Over the years she has done much to improve the ways in which people with disabilities are portrayed in the media. She worked as a writer for SESAME STREET, receiving many Emmy Awards and was instrumental in integrating mentally and physically disabled children and adults into the format of SESAME STREET. Her works with the National Down Syndrome Congress, National Media Council on Disability, as well as numerous publications have earned a multitude of humanitarian awards and special recognition for herself and her family.

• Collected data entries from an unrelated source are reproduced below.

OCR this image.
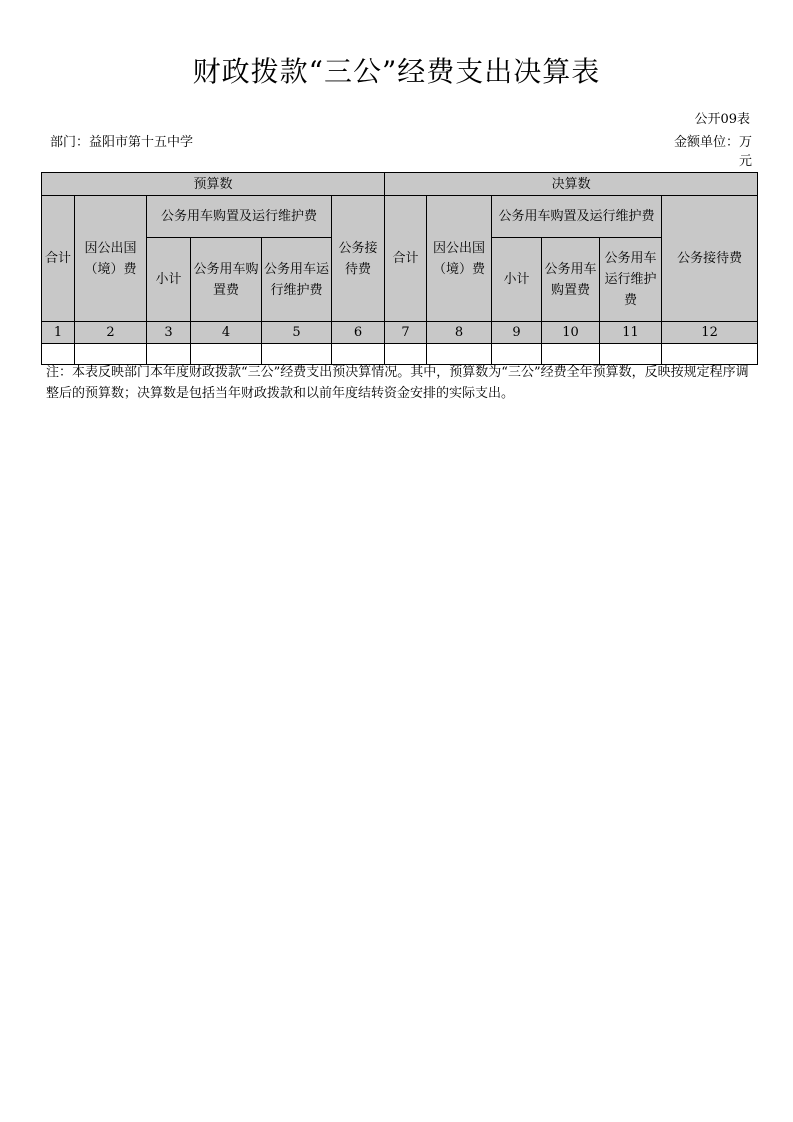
财政拨款“三公”经费支出决算表
公开09表
部门：益阳市第十五中学	金额单位：万元
预算数						决算数					
合计	因公出国（境）费	公务用车购置及运行维护费			公务接待费	合计	因公出国（境）费	公务用车购置及运行维护费			公务接待费
		小计	公务用车购置费	公务用车运行维护费				小计	公务用车购置费	公务用车运行维护费	
1	2	3	4	5	6	7	8	9	10	11	12

注：本表反映部门本年度财政拨款“三公”经费支出预决算情况。其中，预算数为“三公”经费全年预算数，反映按规定程序调整后的预算数；决算数是包括当年财政拨款和以前年度结转资金安排的实际支出。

WELCOME TO HOLLAND is her inspirational essay which has been reprinted in many languages and in many forms all over the world. Dear Abby runs this piece every October to commemorate National Down Syndrome Awareness Month and it has been reprinted in CHICKEN SOUP FOR THE MOTHER’S SOUL. It has been used as the theme for several disability conferences, was worked into a patchwork quilt and is the subject of a series of oil paintings. It was recently set to music as a choral piece by composer Terrence Minogue and was performed at a concert in Sacramento, California.


About Karen Joy

I'm a partially-homeschooling mother of six -- 3 boys ages 19, 17 and 15 years old, and three girls: 11, 8, and 3. I like birding, reading, writing, organic gardening, singing, playing guitar, hiking, the outdoors, and books. I very casually lead a very large group of homeschooling families in the Phoenix area. I have a dear hubby who designs homes for a local home builder and who is the worship pastor of our church. I live in the desert, which I used to hate, but now appreciate.

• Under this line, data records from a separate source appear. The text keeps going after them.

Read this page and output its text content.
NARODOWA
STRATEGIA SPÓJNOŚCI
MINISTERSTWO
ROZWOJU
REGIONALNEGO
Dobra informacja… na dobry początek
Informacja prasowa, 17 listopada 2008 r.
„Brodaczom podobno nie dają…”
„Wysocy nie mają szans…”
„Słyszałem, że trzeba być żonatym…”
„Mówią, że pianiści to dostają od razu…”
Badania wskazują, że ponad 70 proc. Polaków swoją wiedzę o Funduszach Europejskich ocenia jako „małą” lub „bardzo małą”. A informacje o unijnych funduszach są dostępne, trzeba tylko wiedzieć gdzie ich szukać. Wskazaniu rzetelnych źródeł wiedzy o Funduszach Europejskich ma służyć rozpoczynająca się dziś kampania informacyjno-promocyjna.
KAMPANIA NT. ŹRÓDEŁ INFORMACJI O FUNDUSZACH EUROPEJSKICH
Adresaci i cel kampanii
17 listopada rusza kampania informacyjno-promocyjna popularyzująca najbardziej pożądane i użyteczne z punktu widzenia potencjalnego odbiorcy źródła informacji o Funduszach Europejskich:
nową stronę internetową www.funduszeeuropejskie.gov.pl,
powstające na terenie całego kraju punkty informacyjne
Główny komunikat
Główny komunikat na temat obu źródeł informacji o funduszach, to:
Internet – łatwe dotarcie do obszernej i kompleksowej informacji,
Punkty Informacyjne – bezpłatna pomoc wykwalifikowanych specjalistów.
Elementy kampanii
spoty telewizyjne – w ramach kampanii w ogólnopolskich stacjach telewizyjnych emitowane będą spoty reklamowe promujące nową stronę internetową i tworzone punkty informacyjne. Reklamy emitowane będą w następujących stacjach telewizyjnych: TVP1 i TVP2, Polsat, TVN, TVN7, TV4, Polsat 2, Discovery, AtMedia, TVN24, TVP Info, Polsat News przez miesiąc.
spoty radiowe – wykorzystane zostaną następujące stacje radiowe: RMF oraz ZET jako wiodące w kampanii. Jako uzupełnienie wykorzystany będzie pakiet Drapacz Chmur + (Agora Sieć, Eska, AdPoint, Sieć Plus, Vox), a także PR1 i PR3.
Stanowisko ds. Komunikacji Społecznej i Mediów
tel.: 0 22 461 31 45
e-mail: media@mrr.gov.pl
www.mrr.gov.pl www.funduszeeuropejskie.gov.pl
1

Posted on November 19, 2007, in Celiac Disease, Encouragement, Nonverbal Learning Disorder, Parenting, The Kids. Bookmark the permalink. 3 Comments.

  1. Oh that’s beautiful! Thanks for sharing it.

  2. Wow! That brought tears to my eyes! That’s beautiful!

  3. When we joined the CDH support group before our second was born, this was in the packet of articles & stuff they sent out to parents. It’s definitely true. I just wish that so many of the parents would realize this instead of ending their children’s lives over what is truly unknown.